I am with Thorzdad. My dad has a similar problem. That box is also free from Comcast. (If they don't know which one you are describing just tell them you want the free one.) It has one advantage over regular cable boxes with the simple remote, it never turns off but it doesn't look like it is on or off. It also comes with a little remote sensor so you can hide the cable box. My father gets frustrated when the simple remote somehow fails to shut off both the cable box and the tv. He then unplugs the one that didn't shut off, or sometimes the tv and cable box get out of sync such that a press of the power button turns one on and one off.

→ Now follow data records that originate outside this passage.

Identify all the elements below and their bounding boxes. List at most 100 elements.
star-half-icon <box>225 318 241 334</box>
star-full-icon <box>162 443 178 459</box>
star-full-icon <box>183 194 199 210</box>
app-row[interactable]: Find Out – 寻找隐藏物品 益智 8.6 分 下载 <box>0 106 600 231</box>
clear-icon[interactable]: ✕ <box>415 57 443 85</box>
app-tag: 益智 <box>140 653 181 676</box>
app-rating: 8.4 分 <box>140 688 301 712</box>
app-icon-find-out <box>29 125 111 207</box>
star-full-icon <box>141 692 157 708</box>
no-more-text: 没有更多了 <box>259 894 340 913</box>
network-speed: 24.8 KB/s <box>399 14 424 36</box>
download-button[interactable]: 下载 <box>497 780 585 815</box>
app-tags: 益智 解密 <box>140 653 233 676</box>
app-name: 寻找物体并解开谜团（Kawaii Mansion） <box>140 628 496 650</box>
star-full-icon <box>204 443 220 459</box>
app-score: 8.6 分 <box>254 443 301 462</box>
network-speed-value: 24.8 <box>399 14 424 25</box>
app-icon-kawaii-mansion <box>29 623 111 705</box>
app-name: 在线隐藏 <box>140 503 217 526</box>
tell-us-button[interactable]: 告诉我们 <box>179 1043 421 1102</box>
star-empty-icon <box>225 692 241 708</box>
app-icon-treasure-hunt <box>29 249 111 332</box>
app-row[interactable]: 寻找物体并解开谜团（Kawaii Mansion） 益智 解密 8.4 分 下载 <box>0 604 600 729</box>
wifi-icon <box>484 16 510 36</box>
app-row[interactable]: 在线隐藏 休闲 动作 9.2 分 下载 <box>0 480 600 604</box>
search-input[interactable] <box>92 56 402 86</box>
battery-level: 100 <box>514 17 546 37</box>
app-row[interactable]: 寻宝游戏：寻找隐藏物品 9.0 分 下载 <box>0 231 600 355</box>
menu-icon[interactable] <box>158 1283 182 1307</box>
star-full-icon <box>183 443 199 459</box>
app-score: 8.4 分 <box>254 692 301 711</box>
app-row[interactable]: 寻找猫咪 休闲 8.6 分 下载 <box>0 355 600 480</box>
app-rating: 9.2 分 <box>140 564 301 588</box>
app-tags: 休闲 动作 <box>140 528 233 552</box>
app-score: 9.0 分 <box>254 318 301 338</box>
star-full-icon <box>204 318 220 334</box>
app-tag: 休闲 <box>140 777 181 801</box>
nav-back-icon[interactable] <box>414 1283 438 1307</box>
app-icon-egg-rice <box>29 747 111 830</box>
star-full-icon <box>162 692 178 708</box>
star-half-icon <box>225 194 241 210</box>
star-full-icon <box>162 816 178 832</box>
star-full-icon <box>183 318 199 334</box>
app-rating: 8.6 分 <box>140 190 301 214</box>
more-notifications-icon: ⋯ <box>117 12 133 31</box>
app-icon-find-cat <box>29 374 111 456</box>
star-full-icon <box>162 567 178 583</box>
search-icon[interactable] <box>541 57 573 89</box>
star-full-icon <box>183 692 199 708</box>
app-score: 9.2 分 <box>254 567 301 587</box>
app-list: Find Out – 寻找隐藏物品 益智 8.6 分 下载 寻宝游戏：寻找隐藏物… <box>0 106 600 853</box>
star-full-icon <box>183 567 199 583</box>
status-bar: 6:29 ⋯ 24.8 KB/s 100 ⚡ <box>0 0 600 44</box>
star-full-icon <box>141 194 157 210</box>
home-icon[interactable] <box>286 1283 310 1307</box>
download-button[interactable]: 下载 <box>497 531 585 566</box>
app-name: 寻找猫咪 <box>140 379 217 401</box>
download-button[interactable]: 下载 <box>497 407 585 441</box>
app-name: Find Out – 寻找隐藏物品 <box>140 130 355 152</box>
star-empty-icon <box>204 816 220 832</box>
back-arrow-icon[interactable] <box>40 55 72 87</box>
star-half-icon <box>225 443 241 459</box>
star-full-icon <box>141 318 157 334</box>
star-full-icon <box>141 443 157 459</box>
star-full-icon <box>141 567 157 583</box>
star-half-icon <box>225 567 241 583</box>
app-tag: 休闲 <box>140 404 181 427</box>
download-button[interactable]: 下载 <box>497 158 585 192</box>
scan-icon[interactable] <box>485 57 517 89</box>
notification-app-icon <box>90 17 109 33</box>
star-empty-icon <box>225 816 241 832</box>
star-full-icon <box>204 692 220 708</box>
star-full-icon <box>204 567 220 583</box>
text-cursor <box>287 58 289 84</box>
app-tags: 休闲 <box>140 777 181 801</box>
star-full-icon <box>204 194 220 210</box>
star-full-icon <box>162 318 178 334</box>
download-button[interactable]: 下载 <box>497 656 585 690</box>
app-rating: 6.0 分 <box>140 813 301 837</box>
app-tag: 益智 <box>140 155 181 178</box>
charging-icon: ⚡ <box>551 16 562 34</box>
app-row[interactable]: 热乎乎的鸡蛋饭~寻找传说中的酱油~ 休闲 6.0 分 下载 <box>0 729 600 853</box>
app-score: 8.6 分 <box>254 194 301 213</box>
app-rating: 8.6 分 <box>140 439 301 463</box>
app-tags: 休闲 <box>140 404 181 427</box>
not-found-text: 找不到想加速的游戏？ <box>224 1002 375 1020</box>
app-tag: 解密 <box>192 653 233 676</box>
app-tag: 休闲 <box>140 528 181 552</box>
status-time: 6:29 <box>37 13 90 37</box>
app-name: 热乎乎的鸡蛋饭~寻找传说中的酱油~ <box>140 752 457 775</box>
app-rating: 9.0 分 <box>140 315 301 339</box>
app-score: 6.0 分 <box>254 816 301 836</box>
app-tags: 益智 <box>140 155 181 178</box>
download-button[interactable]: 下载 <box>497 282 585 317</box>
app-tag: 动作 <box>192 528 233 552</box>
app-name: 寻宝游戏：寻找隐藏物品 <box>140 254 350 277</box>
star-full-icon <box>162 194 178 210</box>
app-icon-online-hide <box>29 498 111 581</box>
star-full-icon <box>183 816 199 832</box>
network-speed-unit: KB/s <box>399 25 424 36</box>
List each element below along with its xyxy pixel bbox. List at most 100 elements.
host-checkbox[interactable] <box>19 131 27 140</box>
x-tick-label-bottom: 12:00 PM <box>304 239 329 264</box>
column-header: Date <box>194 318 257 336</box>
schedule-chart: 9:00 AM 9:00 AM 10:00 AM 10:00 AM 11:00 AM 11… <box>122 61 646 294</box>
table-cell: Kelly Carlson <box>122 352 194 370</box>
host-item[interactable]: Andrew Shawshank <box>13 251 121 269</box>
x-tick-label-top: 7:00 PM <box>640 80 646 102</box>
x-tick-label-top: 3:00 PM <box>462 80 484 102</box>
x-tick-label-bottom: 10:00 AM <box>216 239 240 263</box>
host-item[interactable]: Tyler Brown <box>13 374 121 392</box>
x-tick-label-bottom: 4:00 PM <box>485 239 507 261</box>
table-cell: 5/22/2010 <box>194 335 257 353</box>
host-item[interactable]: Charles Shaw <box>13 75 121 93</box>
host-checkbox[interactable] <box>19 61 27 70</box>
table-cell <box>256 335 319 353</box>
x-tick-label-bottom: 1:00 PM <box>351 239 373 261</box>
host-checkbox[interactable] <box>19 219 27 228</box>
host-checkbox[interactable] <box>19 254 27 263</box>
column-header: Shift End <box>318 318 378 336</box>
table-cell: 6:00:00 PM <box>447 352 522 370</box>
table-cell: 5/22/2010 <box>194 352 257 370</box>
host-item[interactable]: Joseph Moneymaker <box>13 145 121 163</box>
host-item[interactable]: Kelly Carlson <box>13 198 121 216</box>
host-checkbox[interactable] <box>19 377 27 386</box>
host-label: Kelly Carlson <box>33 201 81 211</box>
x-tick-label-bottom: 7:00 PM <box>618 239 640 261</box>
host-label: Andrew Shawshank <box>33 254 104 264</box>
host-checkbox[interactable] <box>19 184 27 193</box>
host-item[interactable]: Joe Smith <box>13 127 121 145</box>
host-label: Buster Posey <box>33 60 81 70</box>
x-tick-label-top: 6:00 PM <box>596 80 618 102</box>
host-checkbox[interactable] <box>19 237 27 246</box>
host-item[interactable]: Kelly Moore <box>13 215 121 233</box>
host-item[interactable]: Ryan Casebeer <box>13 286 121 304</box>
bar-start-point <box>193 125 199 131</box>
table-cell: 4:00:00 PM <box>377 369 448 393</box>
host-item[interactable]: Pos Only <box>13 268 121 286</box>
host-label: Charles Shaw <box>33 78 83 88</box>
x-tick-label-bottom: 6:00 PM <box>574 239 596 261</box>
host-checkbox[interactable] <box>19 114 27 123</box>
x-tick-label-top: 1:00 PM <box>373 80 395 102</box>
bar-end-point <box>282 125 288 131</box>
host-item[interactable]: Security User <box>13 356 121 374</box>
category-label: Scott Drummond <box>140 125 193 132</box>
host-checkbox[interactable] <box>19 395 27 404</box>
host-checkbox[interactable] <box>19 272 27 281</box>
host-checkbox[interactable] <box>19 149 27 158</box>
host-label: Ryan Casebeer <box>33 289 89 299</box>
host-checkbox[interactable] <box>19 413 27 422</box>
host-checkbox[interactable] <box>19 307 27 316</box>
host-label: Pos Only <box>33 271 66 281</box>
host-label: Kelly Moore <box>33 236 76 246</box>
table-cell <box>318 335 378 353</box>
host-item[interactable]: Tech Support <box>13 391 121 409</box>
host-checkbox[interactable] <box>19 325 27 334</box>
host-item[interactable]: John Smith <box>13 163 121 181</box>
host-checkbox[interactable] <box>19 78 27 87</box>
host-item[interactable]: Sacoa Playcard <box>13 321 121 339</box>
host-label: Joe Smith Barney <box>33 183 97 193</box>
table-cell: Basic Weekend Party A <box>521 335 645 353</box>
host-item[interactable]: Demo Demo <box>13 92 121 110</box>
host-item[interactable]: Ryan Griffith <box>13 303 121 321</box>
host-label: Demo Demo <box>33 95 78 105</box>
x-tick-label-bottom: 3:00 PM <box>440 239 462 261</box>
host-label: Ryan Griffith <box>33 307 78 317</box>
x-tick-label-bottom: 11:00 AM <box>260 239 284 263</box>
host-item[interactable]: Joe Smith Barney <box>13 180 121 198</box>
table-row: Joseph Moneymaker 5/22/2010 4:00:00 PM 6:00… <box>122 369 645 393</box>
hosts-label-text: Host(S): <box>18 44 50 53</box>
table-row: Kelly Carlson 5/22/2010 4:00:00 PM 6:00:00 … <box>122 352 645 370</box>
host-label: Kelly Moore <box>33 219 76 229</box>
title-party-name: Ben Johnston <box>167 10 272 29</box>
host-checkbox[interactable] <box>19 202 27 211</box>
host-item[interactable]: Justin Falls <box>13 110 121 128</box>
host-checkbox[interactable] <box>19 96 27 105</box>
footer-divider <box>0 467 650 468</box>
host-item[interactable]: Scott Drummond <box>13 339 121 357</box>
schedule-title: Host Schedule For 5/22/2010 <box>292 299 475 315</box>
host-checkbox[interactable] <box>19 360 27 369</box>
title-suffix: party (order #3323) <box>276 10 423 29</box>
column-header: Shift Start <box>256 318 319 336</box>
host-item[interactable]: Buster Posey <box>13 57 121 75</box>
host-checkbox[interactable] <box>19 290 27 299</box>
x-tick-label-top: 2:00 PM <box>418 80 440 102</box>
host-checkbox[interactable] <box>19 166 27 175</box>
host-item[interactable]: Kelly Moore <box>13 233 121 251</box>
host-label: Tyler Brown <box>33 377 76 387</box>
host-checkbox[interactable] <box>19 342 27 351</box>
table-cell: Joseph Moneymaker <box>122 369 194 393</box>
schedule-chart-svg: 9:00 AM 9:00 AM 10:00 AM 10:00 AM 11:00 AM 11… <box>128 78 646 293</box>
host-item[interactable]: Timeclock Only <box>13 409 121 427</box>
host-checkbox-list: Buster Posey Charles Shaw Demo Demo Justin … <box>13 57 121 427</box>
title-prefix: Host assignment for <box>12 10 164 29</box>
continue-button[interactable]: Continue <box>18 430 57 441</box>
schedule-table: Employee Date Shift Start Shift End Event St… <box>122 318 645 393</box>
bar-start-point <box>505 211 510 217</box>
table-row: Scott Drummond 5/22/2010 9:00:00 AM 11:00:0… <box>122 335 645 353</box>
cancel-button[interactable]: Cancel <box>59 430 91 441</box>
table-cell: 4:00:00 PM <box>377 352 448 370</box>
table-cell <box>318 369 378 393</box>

That never happens with the free comcast box. However, you do lose HD, some channels (or many depending on what level of service you had before) and the on-screen program guide. When the dementia advances that guide is useless and they really don't miss the rest of it. I wish the cable companies would just let us install cable cards into the tvs so that you don't need a separate cable box. One thing to check with the free comcast box, there are some tv models with which the remote will not sync. Since the box is free (you get two if you would like) it doesn't hurt to try it for an existing tv. If you are in the market for a tv also you might want to check its compatibility.
posted by caddis at 5:14 PM on September 11, 2011

Here is a description of the box that Thorzdad is talking about. It is called the Digital Transport Adaptor.
posted by caddis at 5:26 PM on September 11, 2011

Is she at a point in her dementia where she clearly recognizes the movies she watches and remembers what she just watched? If she has gone slightly beyond this point, why noy give her a dvd player and four or five movies on dvd. Perhaps someone on staff could change them periodically and you could bring her new ones whenever you came to visit. I work in hospice and several of my dementia patients have enjoyed old movies but not remembered what they just watched. They are happy to have the comfort of an old familiar movie and happy to play it over and over again.
posted by Old Geezer at 7:28 PM on September 11, 2011

Let me rephrase, then: The digital converter box referenced by Thorzdad does not allow access to Turner Classic Movies or the Encore movie stations in California, where I live and work for the company. There are differences in channel lineups in different states/locales and it would be best to check with her cable provider to make sure that the DTA is an option that would fit her needs.